Perkataan Ex membuat seluruh tubuhku merinding. Aku tahu pada akhirnya hari ini akan tiba, tapi aku tak menyangka hari itu akan datang secepat ini. Di saat kepalaku masih memproses, alarm lab berbunyi kencang, menandakan kami harus segera pergi ke ruangan utama untuk melakukan rapat. Aku yakin Regis juga terkejut saat ia terbangun dan melihat salju sudah mulai turun.

Di ruangan utama, ruangan biasa kami melakukan rapat, terlihat yang lain sudah duduk. Wajah mereka terlihat pucat, otot-otot di tubuh mereka menegang. Beberapa dari mereka menunduk. Setelah semua orang dirasa hadir di ruangan utama, Regis memimpin rapat.

"Seperti yang kalian lihat, salju sudah mulai turun pagi hari ini, dan jika prediksi 50 tahun lalu benar terulang, inilah hari dimana kita akan berperang melawan zombie" Regis membuka rapat disusul oleh anggukan yang lain.

"Untuk saat ini, kurasa yang paling baik bagi kalian adalah mengasah kemampuan bertarung kalian dengan senjata kalian masing-masing" ucap Jesica menambahkan.

"Aku, Jesica, dan beberapa lainnya akan memantapkan alat-alat teknologi untuk terakhir kalinya, dan mengecek alat-alat yang kita buat selama kalian pergi" kata Regis mengambil tugas. Suaranya mulai samar di telingaku.

"Siapkan tenaga dan mental kalian...." suara Mark menipis. Benar-benar menipis di telingaku. Aku tak fokus. Aku bahkan tak menyimak apa yang mereka katakan setelahnya. Pikiranku tertuju pada gua itu, dan pada rencanaku yang akan pergi kesana hari ini juga. Aku tak punya waktu lagi.

Rapat berakhir setelah sekitar 20 menit dan dari seluruh rapat itu, aku hanya mendengar 3 percakapan pertama. Aku bahkan tak tahu apa yang direncanakan mereka sebelum malam tiba. Ini masih jam setengah 7 pagi dan aku masih tak yakin apa yang harus kulakukan sekarang. Kurasa yang lain pun masih tak yakin apa yang akan mereka lakukan sepagi ini. Aku tak menyalahkan bila mereka memilih untuk kembali tidur mengingat kejadian kemarin membuat mereka terbangun di tengah malam. Lagipula, kami semua butuh stamina lebih untuk malam nanti.

Aku sendiri memilih untuk duduk dan menyenderkan punggungku pada kursi panjang di dekat jendela, mencoba mengingat-ingat rute di mimpiku. Jalan setapak di hutan, sebuah pohon yang agak bungkuk, batu-batu besar, gua yang menganga lebar dan setelahnya aku tak tahu apa yang akan menungguku di dalam sana. Aku menghembuskan nafas kasar, mulai lelah bahkan sebelum melakukan apapun. Semua perjalanan ini melelahkan, terlebih lagi kali ini aku akan berangkat sendirian. Astaga,...

"Mam?" tanya Ex tiba-tiba menghampiriku.

"Hm?" tanyaku sedikit terkejut.

"Mam bisa cerita" katanya seolah tahu bahwa aku banyak pikiran. Ah maksudku, kurasa semua orang tahu. Wajahku cukup jelas.

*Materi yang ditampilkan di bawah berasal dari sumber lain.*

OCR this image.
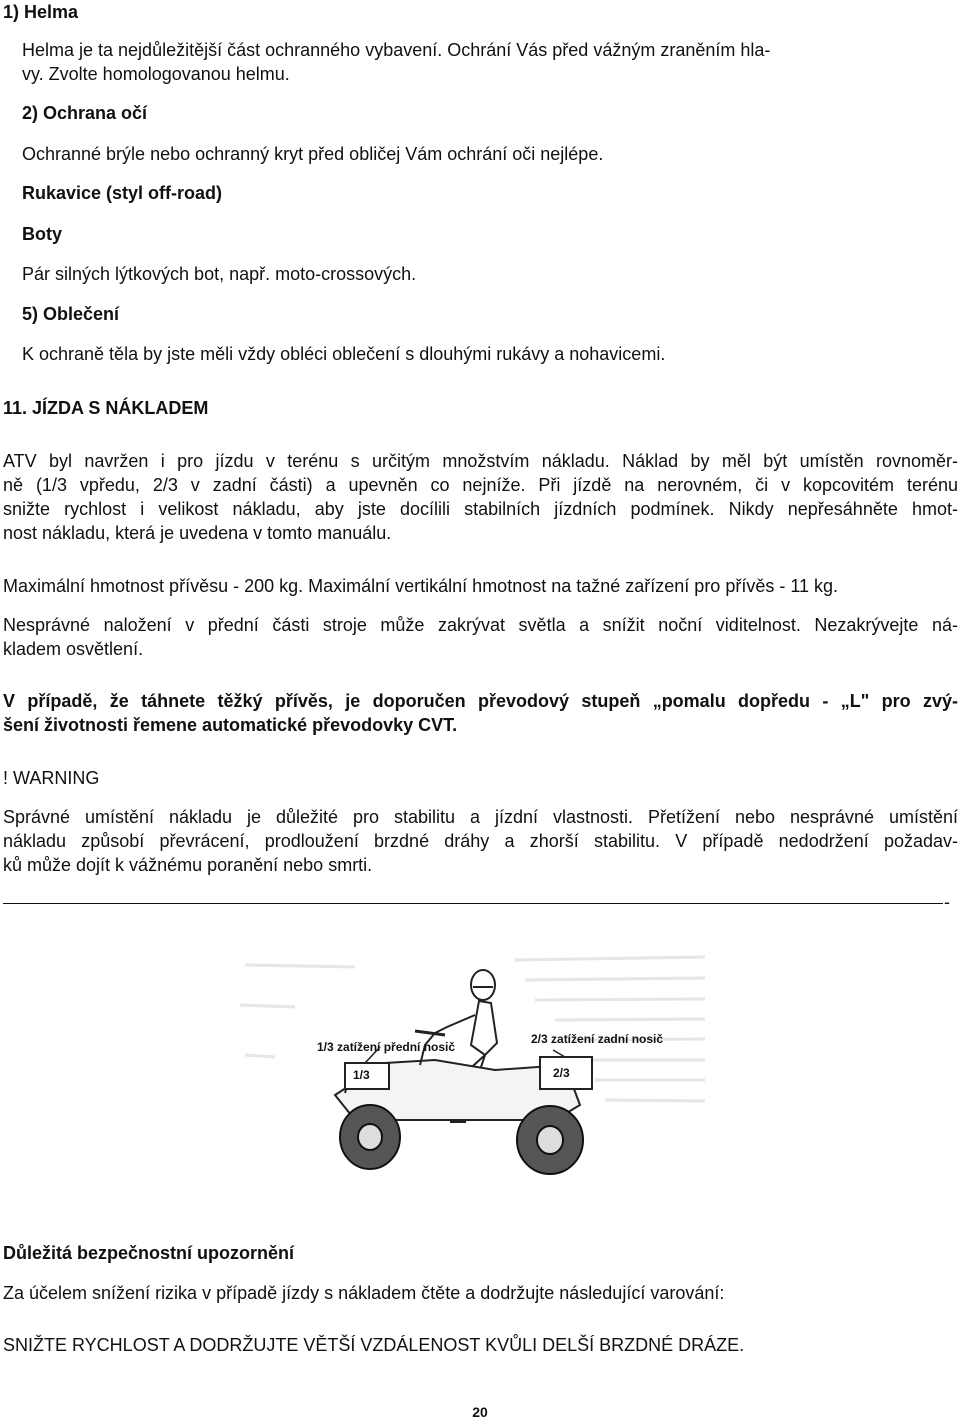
1) Helma
Helma je ta nejdůležitější část ochranného vybavení. Ochrání Vás před vážným zraněním hla-
vy. Zvolte homologovanou helmu.
2) Ochrana očí
Ochranné brýle nebo ochranný kryt před obličej Vám ochrání oči nejlépe.
Rukavice (styl off-road)
Boty
Pár silných lýtkových bot, např. moto-crossových.
5) Oblečení
K ochraně těla by jste měli vždy obléci oblečení s dlouhými rukávy a nohavicemi.
11. JÍZDA S NÁKLADEM
ATV byl navržen i pro jízdu v terénu s určitým množstvím nákladu. Náklad by měl být umístěn rovnoměr-
ně (1/3 vpředu, 2/3 v zadní části) a upevněn co nejníže. Při jízdě na nerovném, či v kopcovitém terénu
snižte rychlost i velikost nákladu, aby jste docílili stabilních jízdních podmínek. Nikdy nepřesáhněte hmot-
nost nákladu, která je uvedena v tomto manuálu.
Maximální hmotnost přívěsu - 200 kg. Maximální vertikální hmotnost na tažné zařízení pro přívěs - 11 kg.
Nesprávné naložení v přední části stroje může zakrývat světla a snížit noční viditelnost. Nezakrývejte ná-
kladem osvětlení.
V případě, že táhnete těžký přívěs, je doporučen převodový stupeň „pomalu dopředu - „L" pro zvý-
šení životnosti řemene automatické převodovky CVT.
! WARNING
Správné umístění nákladu je důležité pro stabilitu a jízdní vlastnosti. Přetížení nebo nesprávné umístění
nákladu způsobí převrácení, prodloužení brzdné dráhy a zhorší stabilitu. V případě nedodržení požadav-
ků může dojít k vážnému poranění nebo smrti.
-
1/3 zatížení přední nosič
2/3 zatížení zadní nosič
1/3	2/3
Důležitá bezpečnostní upozornění
Za účelem snížení rizika v případě jízdy s nákladem čtěte a dodržujte následující varování:
SNIŽTE RYCHLOST A DODRŽUJTE VĚTŠÍ VZDÁLENOST KVŮLI DELŠÍ BRZDNÉ DRÁZE.
20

"Gua itu, Ex. Gua yang kita lihat saat berada di helikopter. Kurasa aku harus kesana hari ini juga. Aku bahkan sempat memimpikannya" jawabku sambil memegang kepalaku, pusing.

Ex menghela nafas dan diam sebentar. Kurasa ia sama berpikirnya denganku. Setelah hening beberapa saat, ia akhirnya kembali bicara.

"Mam, aku minta maaf aku tak bisa menemani Mam. Pasti ada alasan mengapa hanya Mam yang memimpikannya. Aku harap Mam baik-baik saja" kata Ex. Ayolah, Ex, tak apa.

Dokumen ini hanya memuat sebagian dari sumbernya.